Месяца через три Володька прибежал домой в середине недели. Выпытываем, что, мол, не вовремя. Глаза отводит в сторону, мямлит: «Так… Отпустили…» Дождался, когда мы отвязались, шмыгнул за переборку к печи и там втихомолку ставец картошки умял, полгоршка гречневой каши и еще что-то, весь наш ужин. Вышел, прищипился у окошка с «Таинственным островом».
Перед ужином мама поохала над пустой посудой, обняла Володьку:
— Болезный ты мой, наголодался как. Или пошел, Маруся тебя не покормила?
Володька поугрюмел, исподлобья кольнул глазами тятеньку, — тот за столом подбивал на счетах квитки, звучно брякал желтыми и черными пронизями. Кажется, он не слышал их разговора. Безразлично спросил, чтобы и его отцовское слово было:
— Слушаешься ее?
— Слушаюсь, — ответил Володька и отвернулся. — Не послушайся, изведет. Сука она, эта ваша Маруся.
У тятеньки глаза из-под белых бровей так и сверкнули. Выпрямился, грохнул счетами по столу.

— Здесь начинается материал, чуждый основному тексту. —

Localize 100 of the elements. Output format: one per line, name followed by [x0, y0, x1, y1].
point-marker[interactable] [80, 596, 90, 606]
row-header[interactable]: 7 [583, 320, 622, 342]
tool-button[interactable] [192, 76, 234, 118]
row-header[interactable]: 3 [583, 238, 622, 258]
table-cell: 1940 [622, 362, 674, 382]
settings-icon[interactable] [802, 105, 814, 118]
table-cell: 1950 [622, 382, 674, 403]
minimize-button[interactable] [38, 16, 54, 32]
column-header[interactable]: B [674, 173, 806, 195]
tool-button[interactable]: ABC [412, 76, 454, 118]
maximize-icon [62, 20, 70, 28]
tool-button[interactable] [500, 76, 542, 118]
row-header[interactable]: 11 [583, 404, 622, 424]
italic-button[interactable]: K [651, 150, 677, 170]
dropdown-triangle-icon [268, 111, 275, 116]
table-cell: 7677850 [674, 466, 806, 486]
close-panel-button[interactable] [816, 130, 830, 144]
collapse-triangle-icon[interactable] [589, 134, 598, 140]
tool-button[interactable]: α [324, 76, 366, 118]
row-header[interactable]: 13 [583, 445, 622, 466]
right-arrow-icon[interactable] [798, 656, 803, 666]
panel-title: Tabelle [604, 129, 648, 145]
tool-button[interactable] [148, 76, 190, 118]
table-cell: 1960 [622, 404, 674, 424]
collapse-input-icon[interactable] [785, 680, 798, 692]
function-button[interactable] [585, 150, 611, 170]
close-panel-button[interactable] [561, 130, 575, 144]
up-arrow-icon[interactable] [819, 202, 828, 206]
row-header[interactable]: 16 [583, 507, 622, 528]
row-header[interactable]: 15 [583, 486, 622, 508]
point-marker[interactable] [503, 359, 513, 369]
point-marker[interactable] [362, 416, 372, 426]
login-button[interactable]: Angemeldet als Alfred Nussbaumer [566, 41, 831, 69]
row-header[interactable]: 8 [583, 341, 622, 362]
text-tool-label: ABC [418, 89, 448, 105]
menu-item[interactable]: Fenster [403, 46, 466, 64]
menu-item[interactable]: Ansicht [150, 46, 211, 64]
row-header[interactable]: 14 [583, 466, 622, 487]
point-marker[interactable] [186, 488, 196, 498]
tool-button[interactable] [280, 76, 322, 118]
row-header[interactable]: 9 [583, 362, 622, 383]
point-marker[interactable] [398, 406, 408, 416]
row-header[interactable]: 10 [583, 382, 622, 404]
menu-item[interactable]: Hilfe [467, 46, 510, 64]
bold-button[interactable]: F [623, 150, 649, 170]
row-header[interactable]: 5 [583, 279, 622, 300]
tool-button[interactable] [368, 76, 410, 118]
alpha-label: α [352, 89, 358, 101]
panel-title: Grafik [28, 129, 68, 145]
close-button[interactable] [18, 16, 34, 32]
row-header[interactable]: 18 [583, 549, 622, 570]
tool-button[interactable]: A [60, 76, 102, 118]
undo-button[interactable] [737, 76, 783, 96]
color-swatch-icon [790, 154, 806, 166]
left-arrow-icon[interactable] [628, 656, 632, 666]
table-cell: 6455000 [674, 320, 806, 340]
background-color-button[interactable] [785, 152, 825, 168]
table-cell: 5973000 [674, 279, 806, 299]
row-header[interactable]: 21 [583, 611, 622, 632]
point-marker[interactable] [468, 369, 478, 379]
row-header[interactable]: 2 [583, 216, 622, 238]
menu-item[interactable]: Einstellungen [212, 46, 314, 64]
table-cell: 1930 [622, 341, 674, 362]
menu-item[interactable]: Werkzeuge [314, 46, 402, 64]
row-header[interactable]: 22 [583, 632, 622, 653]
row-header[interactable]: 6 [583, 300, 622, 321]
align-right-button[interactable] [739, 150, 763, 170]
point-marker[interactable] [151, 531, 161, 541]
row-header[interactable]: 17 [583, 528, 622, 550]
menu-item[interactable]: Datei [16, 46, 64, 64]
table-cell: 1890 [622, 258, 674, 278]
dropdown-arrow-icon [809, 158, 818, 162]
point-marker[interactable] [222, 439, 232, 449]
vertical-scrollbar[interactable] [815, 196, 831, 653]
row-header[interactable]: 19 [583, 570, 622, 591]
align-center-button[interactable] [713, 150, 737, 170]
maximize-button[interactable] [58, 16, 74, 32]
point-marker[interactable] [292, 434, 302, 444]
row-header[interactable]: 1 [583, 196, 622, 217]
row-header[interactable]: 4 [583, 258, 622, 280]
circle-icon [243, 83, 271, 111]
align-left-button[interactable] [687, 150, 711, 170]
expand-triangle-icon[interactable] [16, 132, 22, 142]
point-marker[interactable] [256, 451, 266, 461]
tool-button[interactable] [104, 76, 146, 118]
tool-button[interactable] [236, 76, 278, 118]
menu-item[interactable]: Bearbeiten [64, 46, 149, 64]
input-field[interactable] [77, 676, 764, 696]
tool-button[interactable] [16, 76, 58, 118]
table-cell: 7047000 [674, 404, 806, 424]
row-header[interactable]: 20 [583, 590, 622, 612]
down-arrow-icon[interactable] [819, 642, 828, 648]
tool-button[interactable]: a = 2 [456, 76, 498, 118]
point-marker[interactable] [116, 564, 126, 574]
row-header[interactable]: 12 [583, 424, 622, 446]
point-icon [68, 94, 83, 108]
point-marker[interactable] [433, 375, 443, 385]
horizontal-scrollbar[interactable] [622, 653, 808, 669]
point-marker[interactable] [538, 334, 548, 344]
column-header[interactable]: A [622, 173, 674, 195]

— Пащенок! Мизинца ее не стоишь. Приветила его, а он…
Занесся и Володька, но на всякий случай попятился к двери.
— Тебя бы так-то приветить. Кощей она сухожилый, удав, за копейку удавится. Сядем за стол, себе щи с убоиной, а мне пустая похлебка, не хватило, говорит. Хлеб к себе придвинет, тянись за ним с угла на угол. А я стесняюсь и уркаю без хлеба. — Набычился и отрезал: — Не пойду к ним больше.
— Пойдешь! — Тятенька погремел счетами в воздухе. — И Марусе в ножки поклонишься. Ехидина. Хорошего человека обклеветал.
— Может, не обклеветал, — вступилась за Володьку мама. — Съезжу сама и увижу.
Съездила. Со снохой о Володьке и речи заводить не стала, что гадюку дразнить. Улучила минутку, с Сергеем один на один перемолвила. Попрекнула, что сердце у него даже к родному брату закоростело.
Вряд ли Сергей какие внушения делал Маруське, только с тех пор он будто невзначай переставит хлеб на середину стола. Маруська его, тоже вроде нечаянно, к себе везет, Сергей опять на середину осадит. Заметит, что у них щи жирные, не продуешь, а у Володьки — мутная вода с луковицей, с усмешкой крякнет:
— Давно не едал похлебки. Ну-ка, Володька, поменяемся.
9
Вслед за Сергеем откололся Миша от нашей семьи. Кончил школу и уехал куда-то в Заволжье. Месяца через два написал нам, что служит в Лебедянском леспромхозе и живет не один. В письме сказано было как-то возвышенно и смутно: «Фортуне угодно было, чтобы моя встреча с Зойкой во глубине ветлужских лесов стала Рубиконом моей одинокой жизни».
— Съезди, отец, — взмолилась мама, — погляди, ладно ли у него вышло. Какая это фортуна сосводничала? Нет бы турнуть ее да нашего совета спросить. Насчет Рубикона… Про что он это?
— Кто е знает. Ученые. Кон вышел, удача, руби. И составился рубикон. Так думаю. Съездить надо. Там у меня не то что люди, и волки знакомые.
Воротился тятенька не в духе, на расспросы мамы огрызался: «Мне-то что? Пусть хоть на росомахах женятся, их воля». Когда отошел немного, пустился в жалобы на своеволие и непокорство сынов.
— Коя подвалится им, та и жена. Сергей — ладно, хоть домовитая попалась, а уж Михайло… И молвить — стыд.